LaGuardia (NYC) fermé après une collision sur la piste : jusqu’où s’étendront les retards ?

  • Un avion percute un camion de pompiers, entraînant la fermeture d'une piste à LaGuardia.
  • Vols cloués au sol, des retards commencent à se propager à NYC et dans le Nord‑Est.
  • La perturbation d'un aéroport à fort trafic menace d'impacter plus largement le réseau aérien.

L'aéroport LaGuardia de New York a été fermé dimanche après qu'un Air Canada Express CRJ-900 est entré en collision avec un camion de pompiers du Port Authority sur la piste 4.

L'accident, qui aurait coûté la vie aux deux pilotes, a interrompu les opérations dans l'un des aéroports les plus fréquentés des États-Unis, qui transporte environ 91 800 passagers et soutient plus de 39 millions de dollars d'activité économique régionale.

Dans un aéroport où les retards se propagent rapidement à travers New York et le long du corridor du Nord-Est, même une courte fermeture peut avoir des répercussions bien au-delà de Queens.

Les chiffres derrière la fermeture

LaGuardia a accueilli un record de 33,5 millions de passagers en 2024, selon le dernier rapport annuel du trafic du Port Authority.
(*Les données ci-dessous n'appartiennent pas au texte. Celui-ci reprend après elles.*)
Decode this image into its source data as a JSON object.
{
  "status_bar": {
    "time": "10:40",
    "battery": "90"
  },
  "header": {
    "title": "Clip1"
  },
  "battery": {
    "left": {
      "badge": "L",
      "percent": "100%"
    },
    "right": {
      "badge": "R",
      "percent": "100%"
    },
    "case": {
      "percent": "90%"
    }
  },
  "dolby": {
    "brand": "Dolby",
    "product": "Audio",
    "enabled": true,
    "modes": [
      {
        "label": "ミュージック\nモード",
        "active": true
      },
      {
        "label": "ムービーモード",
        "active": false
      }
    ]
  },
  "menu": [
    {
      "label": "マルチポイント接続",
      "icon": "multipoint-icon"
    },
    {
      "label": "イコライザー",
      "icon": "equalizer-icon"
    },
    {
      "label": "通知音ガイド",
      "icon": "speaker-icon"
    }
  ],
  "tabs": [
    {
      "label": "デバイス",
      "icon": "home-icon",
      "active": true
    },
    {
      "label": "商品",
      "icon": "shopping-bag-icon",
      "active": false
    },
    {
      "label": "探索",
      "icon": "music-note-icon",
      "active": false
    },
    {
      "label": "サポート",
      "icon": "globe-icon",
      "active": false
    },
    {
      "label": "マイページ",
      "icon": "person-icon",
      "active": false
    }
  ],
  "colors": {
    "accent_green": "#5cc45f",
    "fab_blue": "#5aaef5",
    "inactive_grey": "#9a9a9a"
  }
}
Cela représente environ 91 800 voyageurs par jour, ou approximativement 3 825 passagers par heure si le trafic était réparti uniformément sur 24 heures.

L'empreinte économique de l'aéroport est tout aussi remarquable.

LaGuardia contribue à plus de 14,5 milliards de dollars d'activité économique pour la région métropolitaine New York-New Jersey.

Les opérations soutiennent plus de 64 500 emplois au total et plus de 6,3 milliards de dollars en salaires annuels.

En termes simples, cela représente environ 39,7 millions de dollars d'activité économique par jour, soit près de 1,65 million de dollars par heure.

Pourquoi l'impact de LaGuardia est plus important

LaGuardia n'est pas un simple aéroport de plus dans le système new-yorkais.

Le Port Authority le décrit comme l'aéroport principal de la ville pour les voyages d'affaires et de courte distance, et comme l'une des principales portes d'entrée domestiques du pays pour les déplacements professionnels et de loisir.

L'aéroport gère un trafic national dense et sensible au facteur temps, plutôt que des flux long-courriers qui peuvent être plus facilement redirigés via d'autres plateformes.

L'histoire est instructive. Lors de la fermeture partielle du gouvernement américain en 2019, un arrêt des atterrissages de 82 minutes à LaGuardia a déclenché des retards dans les aéroports du pays.

La douleur financière était telle que Delta a déclaré que la fermeture lui coûtait environ 25 millions de dollars par mois.

LaGuardia a aussi récemment montré à quel point des opérations à haute fréquence peuvent devenir fragiles sous pression.

Lors de la tempête hivernale Hernando en février, l'aéroport a enregistré 449 annulations et 119 retards en une seule journée, Republic Airways ayant à elle seule annulé 164 vols.

Pour les passagers, cela signifie des réunions manquées, des itinéraires familiaux bouleversés, des correspondances perdues et des marchés plus petits du Nord-Est soudainement isolés.

Une tendance de plus en plus difficile à ignorer

La fermeture de lundi survient également dans un contexte de sécurité préoccupant.

En octobre 2025, deux CRJ-900 d'Endeavor Air sont entrés en collision à LaGuardia à l'intersection des voies de circulation M et A.

Le rapport préliminaire indiquait qu'un agent de bord avait subi des blessures mineures et que le NTSB avait lancé une enquête complète avec la FAA et d'autres parties impliquées.

Cette fois, les signaux d'alerte ont paru urgents dès le départ.

Les rapports citent des enregistrements de la tour de contrôle dans lesquels des appels répétés « Stop, stop, stop » ont été entendus juste avant que l'appareil d'Air Canada Express ne heurte le véhicule d'urgence.

LaGuardia a connu un autre incident grave au sol à moins de six mois du précédent, dans un aéroport qui opère déjà sous une pression intense et une marge d'erreur limitée.